Lest the materials presented above be considered ill digested, a word must be said by way of summary. It must be emphasized that they are only samples, intended to show the kind of problem likely to be faced by the editor of a seventeenth century science text: they neither postulate nor prove any thesis. Data are inadequate, for instance, to furnish any clues as to what kind of error, if any, 'T.R.' 's compositors were prone when setting HRS, and the Errata of its first edition are all literals and refer only to Sprat's portion of the book. In what specific tasks, then, may the examples cited be of service? There is much to be done in the publication or republication of seventeenth century science authorities: Boyle, long recognized as an English stylist, needs reprinting; Wren's scientific work has not yet been satisfactorily collected; only recently has the publication of Newton's correspondence been put in hand; and in addition there is the whole corpus of unpublished material by lesser men, British and Continental — it is surprising, moreover, but typical of this state of affairs that although we have a satisfactory biography of Robert Hooke (Margaret 'Espinasse, 1956) we have as yet no collected edition of his works. Rarely, in this discipline, is any one text absolutely authoritative as a source text. One day, nevertheless, we may see the magnum opus of a dictionary, by subjects and by persons, of every major scientific activity in Europe during the century: to such an El Dorado the present paper can only tentatively point the way.
Notes
Thanks are expressed to the Trustees of the British Museum and to the Council of the Royal Society for permission to quote from the manuscripts referred to in this article.

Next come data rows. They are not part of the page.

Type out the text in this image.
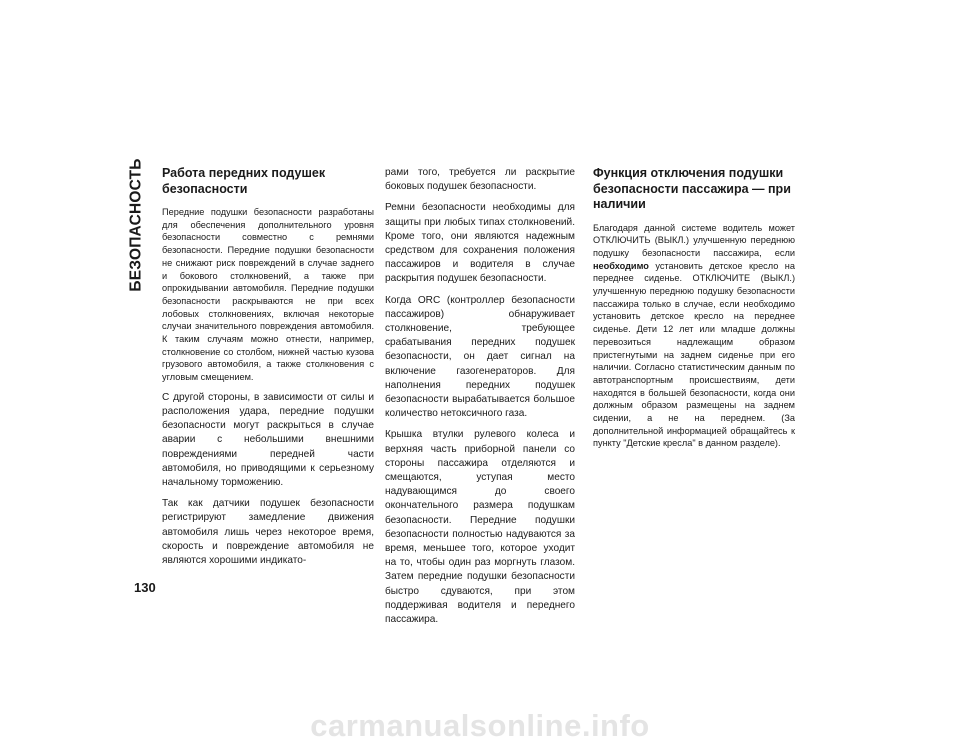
БЕЗОПАСНОСТЬ
130
Работа передних подушек безопасности

Передние подушки безопасности разработаны для обеспечения дополнительного уровня безопасности совместно с ремнями безопасности. Передние подушки безопасности не снижают риск повреждений в случае заднего и бокового столкновений, а также при опрокидывании автомобиля. Передние подушки безопасности раскрываются не при всех лобовых столкновениях, включая некоторые случаи значительного повреждения автомобиля. К таким случаям можно отнести, например, столкновение со столбом, нижней частью кузова грузового автомобиля, а также столкновения с угловым смещением.

С другой стороны, в зависимости от силы и расположения удара, передние подушки безопасности могут раскрыться в случае аварии с небольшими внешними повреждениями передней части автомобиля, но приводящими к серьезному начальному торможению.

Так как датчики подушек безопасности регистрируют замедление движения автомобиля лишь через некоторое время, скорость и повреждение автомобиля не являются хорошими индикато-

рами того, требуется ли раскрытие боковых подушек безопасности.

Ремни безопасности необходимы для защиты при любых типах столкновений. Кроме того, они являются надежным средством для сохранения положения пассажиров и водителя в случае раскрытия подушек безопасности.

Когда ORC (контроллер безопасности пассажиров) обнаруживает столкновение, требующее срабатывания передних подушек безопасности, он дает сигнал на включение газогенераторов. Для наполнения передних подушек безопасности вырабатывается большое количество нетоксичного газа.

Крышка втулки рулевого колеса и верхняя часть приборной панели со стороны пассажира отделяются и смещаются, уступая место надувающимся до своего окончательного размера подушкам безопасности. Передние подушки безопасности полностью надуваются за время, меньшее того, которое уходит на то, чтобы один раз моргнуть глазом. Затем передние подушки безопасности быстро сдуваются, при этом поддерживая водителя и переднего пассажира.

Функция отключения подушки безопасности пассажира — при наличии

Благодаря данной системе водитель может ОТКЛЮЧИТЬ (ВЫКЛ.) улучшенную переднюю подушку безопасности пассажира, если необходимо установить детское кресло на переднее сиденье. ОТКЛЮЧИТЕ (ВЫКЛ.) улучшенную переднюю подушку безопасности пассажира только в случае, если необходимо установить детское кресло на переднее сиденье. Дети 12 лет или младше должны перевозиться надлежащим образом пристегнутыми на заднем сиденье при его наличии. Согласно статистическим данным по автотранспортным происшествиям, дети находятся в большей безопасности, когда они должным образом размещены на заднем сидении, а не на переднем. (За дополнительной информацией обращайтесь к пункту "Детские кресла" в данном разделе).

carmanualsonline.info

The works of that eminent and learned lawyer, Sir George Mackenzie of Rosehaugh, Advocate to King Charles II and King James VII, vol. I (Edinburgh, 1716), p. 65 (Chapter XIII of The Virtuoso, or Stoic: 'Of the immortality of the soul'). The Virtuoso was apparently not published separately, nor were Mackenzie's Works reprinted.
Chap. VIII: Wednesday, September 15, 1773. Cited by R. W. Chapman, 'The textual criticism of English classics,' in Phyllis M. Jones, English critical essays, twentieth century (1933), p. 272.
R. B. McKerrow, 'The relationship of English printed books to authors' manuscripts in the sixteenth and seventeenth centuries' (Sandars Lecture in Bibliography, 1928; Br. Mus. Addl. MS. 41998).
A representative collection of such passages, from Locke to Dylan Thomas, has formed the annual exhibition of the Grolier Club of New York. See the T. L. S. notice (30 December, 1955).
'Sir Christopher Wren and natural philosophy,' Notes and records of the Royal Society, XIII (1958), 19-37.
R. K. Bluhm, 'A guide to the archives of the Royal Society and to other manuscripts in its possession,' ibid., XII (1956), 21-39, supplemented by H. W. Jones, art. cit., 22-25.
'Illarum [sc. eclipses] per multa retro sæcula Observationes' (183; MSS, 'Observatione'); '. . . Primam enim, quam visu assequi possumus, luminis diminutionem . . . mox insequitur perfecta ejus extinctio' (188; HRS 3 alters unnecessarily to 'primum . . . quum'); 'Defectus Medicæorum observatu faciliores reddant 1. major Planetarum claritas. 2. Motus ipsorum tardior' (185; MSS, doubtlessly correctly, 'reddunt'); and 'Molestum autem in observando tædium, summa Tηρησεων αΚριβεια abunde compensabit, idemque plurimum minuit sociorum mutuas operas tradentium, ubi suppetit præsentia' [sc. 'as and when their presence is available'; 188, where, again, the 'minuet' and 'suppetet' of the manuscripts seem preferable].
'. . . Tempus quadrimestre, a sextili priori usque ad ipsa ferè Acronychia numerandum, utrique Satelliti Observando erit unice opportunum: Penextimo autem soli, insuper trimestre' (187); CP agrees with Reg. 'Penextimo'; HRS 'Penextimi' gives sense. 'Methodus. . . observatarum seriei innititur: inde enim, Polorum elevatione solum præcognitâ, certissima innotescet Globi Lunaris à Terrestri distantia' (188); CP has 'seriei', HRS, 'series', changed to 'serie' in the third edition; and CP reads 'innotescet' as against 'innotescit' of HRS: cf. 'minuit', n. 11.